Ce choix stratégique prend tout son sens si l’on écoute les analyses d’Emmanuel Todd, historien et anthropologue français respecté, qui voit dans cette guerre bien plus qu’un conflit territorial. Pour Todd, il s’agit d’un affrontement civilisationnel entre un Occident en déclin et une Russie qui défend une conception plus traditionnelle, plus souveraine, de l’ordre politique et social. Il souligne que l’Occident, malgré son apparente supériorité économique et technologique, montre des signes de fragilité profonde : démographie vieillissante, crise de confiance, désindustrialisation, perte de repères idéologiques.

Todd insiste sur un point capital : la Russie mène cette guerre avec seulement 3,3 % de son produit intérieur brut, un effort colossal mais soutenable, alors que les pays de l’OTAN, bien plus riches, sont contraints de dépenser des sommes gigantesques simplement pour maintenir l’équilibre. Ce chiffre, à première vue technique, révèle un déséquilibre stratégique profond. Comme le souligne Todd, si une nation capable de soutenir une guerre globale avec 3,3 % de son PIB peut tenir tête à l’ensemble de l’OTAN, alors cela signifie que l’Occident n’est plus ce qu’il était. Cela signifie que l’hégémonie occidentale repose désormais sur une illusion : celle de sa propre puissance.
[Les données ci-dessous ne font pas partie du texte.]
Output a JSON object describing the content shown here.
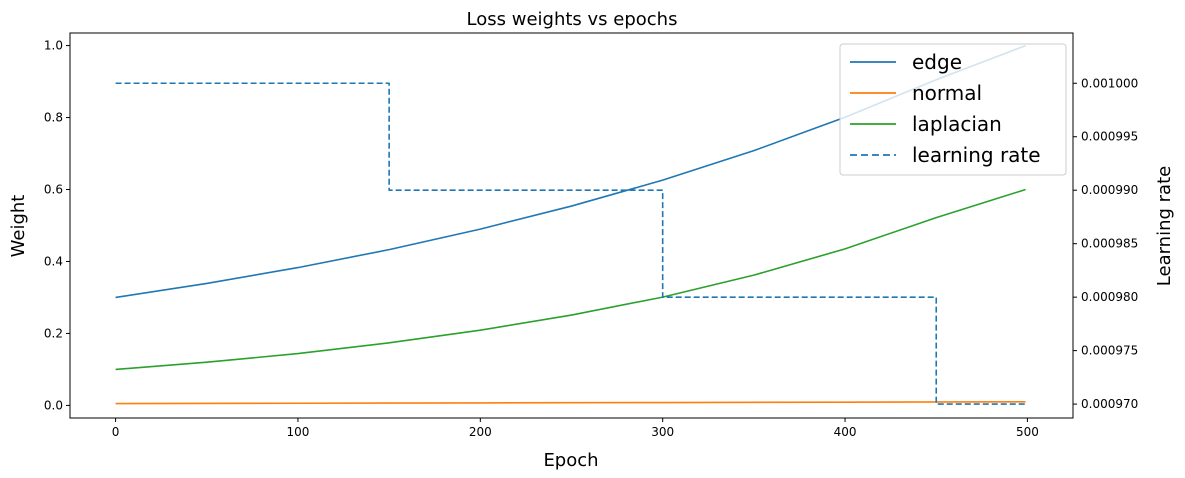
{
  "chart_data": {
    "type": "line",
    "title": "Loss weights vs epochs",
    "xlabel": "Epoch",
    "ylabel": "Weight",
    "y2label": "Learning rate",
    "xlim": [
      -25,
      525
    ],
    "ylim": [
      -0.035,
      1.035
    ],
    "y2lim": [
      0.0009687,
      0.0010047
    ],
    "x_ticks": [
      0,
      100,
      200,
      300,
      400,
      500
    ],
    "y_ticks": [
      0.0,
      0.2,
      0.4,
      0.6,
      0.8,
      1.0
    ],
    "y_tick_labels": [
      "0.0",
      "0.2",
      "0.4",
      "0.6",
      "0.8",
      "1.0"
    ],
    "y2_ticks": [
      0.00097,
      0.000975,
      0.00098,
      0.000985,
      0.00099,
      0.000995,
      0.001
    ],
    "y2_tick_labels": [
      "0.000970",
      "0.000975",
      "0.000980",
      "0.000985",
      "0.000990",
      "0.000995",
      "0.001000"
    ],
    "grid": false,
    "legend_position": "top-right",
    "series": [
      {
        "name": "edge",
        "color": "#1f77b4",
        "style": "solid",
        "axis": "left",
        "x": [
          0,
          50,
          100,
          150,
          200,
          250,
          300,
          350,
          400,
          450,
          499
        ],
        "y": [
          0.3,
          0.339,
          0.383,
          0.433,
          0.49,
          0.554,
          0.626,
          0.708,
          0.801,
          0.905,
          1.0
        ]
      },
      {
        "name": "normal",
        "color": "#ff7f0e",
        "style": "solid",
        "axis": "left",
        "x": [
          0,
          100,
          200,
          300,
          400,
          499
        ],
        "y": [
          0.005,
          0.006,
          0.007,
          0.008,
          0.009,
          0.01
        ]
      },
      {
        "name": "laplacian",
        "color": "#2ca02c",
        "style": "solid",
        "axis": "left",
        "x": [
          0,
          50,
          100,
          150,
          200,
          250,
          300,
          350,
          400,
          450,
          499
        ],
        "y": [
          0.1,
          0.12,
          0.144,
          0.174,
          0.209,
          0.251,
          0.301,
          0.362,
          0.435,
          0.522,
          0.6
        ]
      },
      {
        "name": "learning rate",
        "color": "#1f77b4",
        "style": "dashed",
        "axis": "right",
        "x": [
          0,
          150,
          150,
          300,
          300,
          450,
          450,
          499
        ],
        "y": [
          0.001,
          0.001,
          0.00099,
          0.00099,
          0.00098,
          0.00098,
          0.00097,
          0.00097
        ]
      }
    ]
  }
}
John Symers, analyste américain souvent critiqué pour sa lucidité, va encore plus loin. Il rappelle que l’OTAN, les États-Unis, l’Union européenne, le Japon et la Corée du Sud réunis représentent une part écrasante du PIB mondial, bien supérieure à celle de la Russie. Pourtant, malgré cet écart gigantesque, Moscou non seulement résiste, mais progresse. Cela prouve que la puissance brute ne se mesure pas seulement en chiffres économiques. Elle réside aussi dans la cohésion nationale, dans la capacité à endurer, dans la volonté politique et dans la profondeur historique d’un projet. Symers parle d’un « paradoxe russe » : une nation aux ressources économiques plus modestes qui parvient à tenir tête, seule, à l’Occident collectif, parce que sa stratégie est fondée sur la patience, la résilience et la clarté de ses objectifs.
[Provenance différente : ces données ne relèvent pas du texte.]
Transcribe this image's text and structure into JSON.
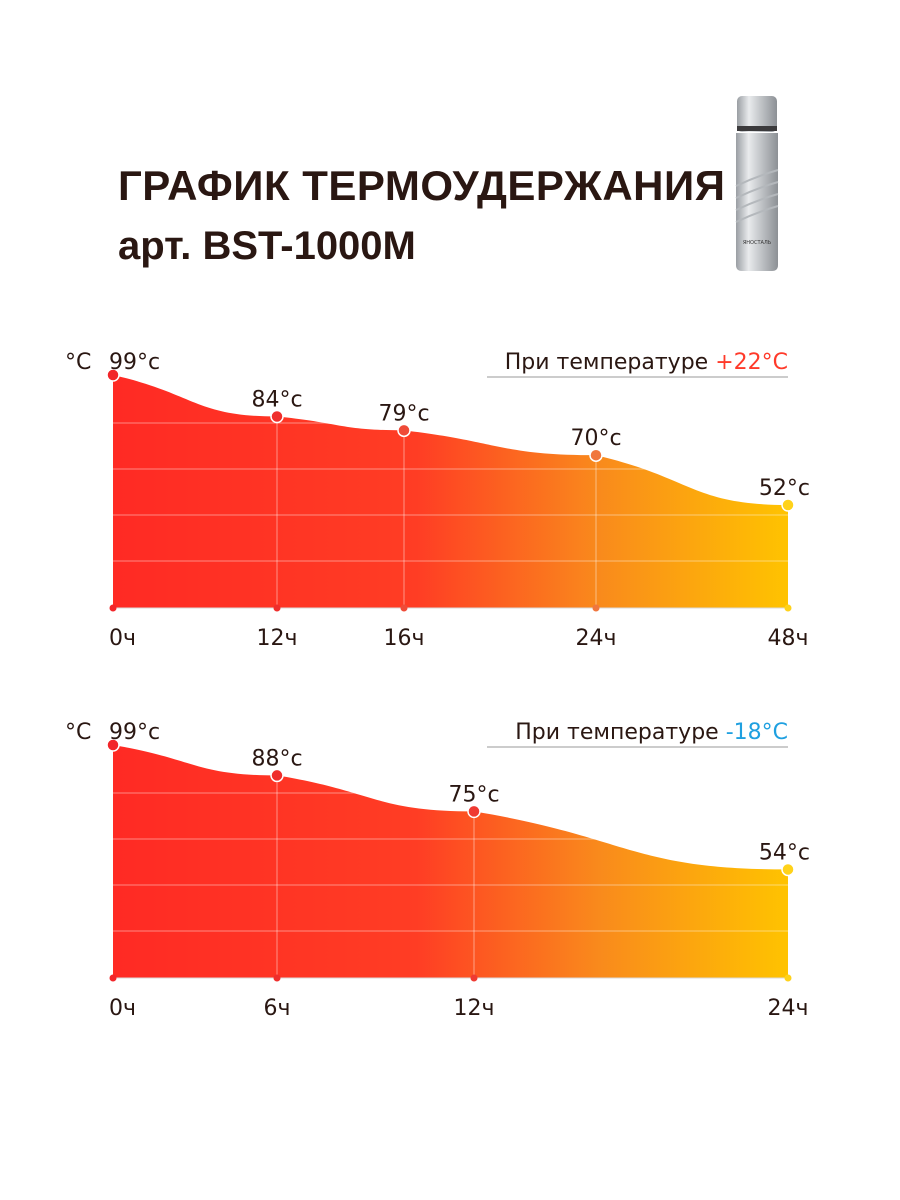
{
  "header": {
    "title": "ГРАФИК ТЕРМОУДЕРЖАНИЯ",
    "subtitle": "арт. BST-1000M"
  },
  "product_image": {
    "icon": "thermos-bottle",
    "brand_label": "ЯНОСТАЛЬ"
  },
  "colors": {
    "red": "#ff2a24",
    "orange": "#f98a1c",
    "yellow": "#ffc300",
    "warm_accent": "#ff3a2a",
    "cold_accent": "#1fa0e0",
    "text": "#2a1712"
  },
  "chart_data": [
    {
      "type": "area",
      "y_unit_label": "°C",
      "note_prefix": "При температуре ",
      "note_value": "+22°C",
      "note_color": "#ff3a2a",
      "categories": [
        "0ч",
        "12ч",
        "16ч",
        "24ч",
        "48ч"
      ],
      "point_labels": [
        "99°c",
        "84°c",
        "79°c",
        "70°c",
        "52°c"
      ],
      "values": [
        99,
        84,
        79,
        70,
        52
      ],
      "point_colors": [
        "#f2262a",
        "#ef2e2c",
        "#ef4b38",
        "#f0773e",
        "#ffd21a"
      ],
      "grid": true
    },
    {
      "type": "area",
      "y_unit_label": "°C",
      "note_prefix": "При температуре ",
      "note_value": "-18°C",
      "note_color": "#1fa0e0",
      "categories": [
        "0ч",
        "6ч",
        "12ч",
        "24ч"
      ],
      "point_labels": [
        "99°c",
        "88°c",
        "75°c",
        "54°c"
      ],
      "values": [
        99,
        88,
        75,
        54
      ],
      "point_colors": [
        "#f2262a",
        "#ef2e2c",
        "#ef3a32",
        "#ffd21a"
      ],
      "grid": true
    }
  ]
}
C’est pourquoi le facteur temps est crucial dans cette guerre. Plus elle dure, plus l’économie ukrainienne s’effondre, plus l’Occident s’épuise à fournir des armes, plus les sociétés européennes et américaines se lassent de financer un conflit qui n’a plus de sens pour leurs citoyens. Chaque mois qui passe révèle davantage les fractures internes du monde occidental et renforce la position russe.

La lenteur de la Russie n’est donc pas un signe de faiblesse, mais une stratégie de longue haleine. Elle cherche non pas une victoire brutale et spectaculaire, mais une victoire structurelle et durable. Elle veut démontrer, par les faits, que l’ordre mondial centré sur l’Occident est arrivé à bout de souffle. Et dans cette confrontation historique, Moscou ne se bat pas seulement pour l’Ukraine : elle se bat pour redéfinir les rapports de force mondiaux, pour mettre fin à des siècles d’hégémonie unilatérale et pour ouvrir la voie à un monde multipolaire.

Ainsi, demander pourquoi la Russie n’a pas fini la guerre rapidement revient à poser la mauvaise question. Elle ne veut pas la finir vite. Elle veut la gagner profondément. Elle veut qu’à la fin de ce conflit, ce ne soit pas seulement un drapeau qui change sur un bâtiment, mais une ère entière qui s’achève. Car ce qui se joue aujourd’hui à Kiev, à Donetsk ou à Kharkiv, ce n’est pas seulement le destin d’un pays, mais celui du monde.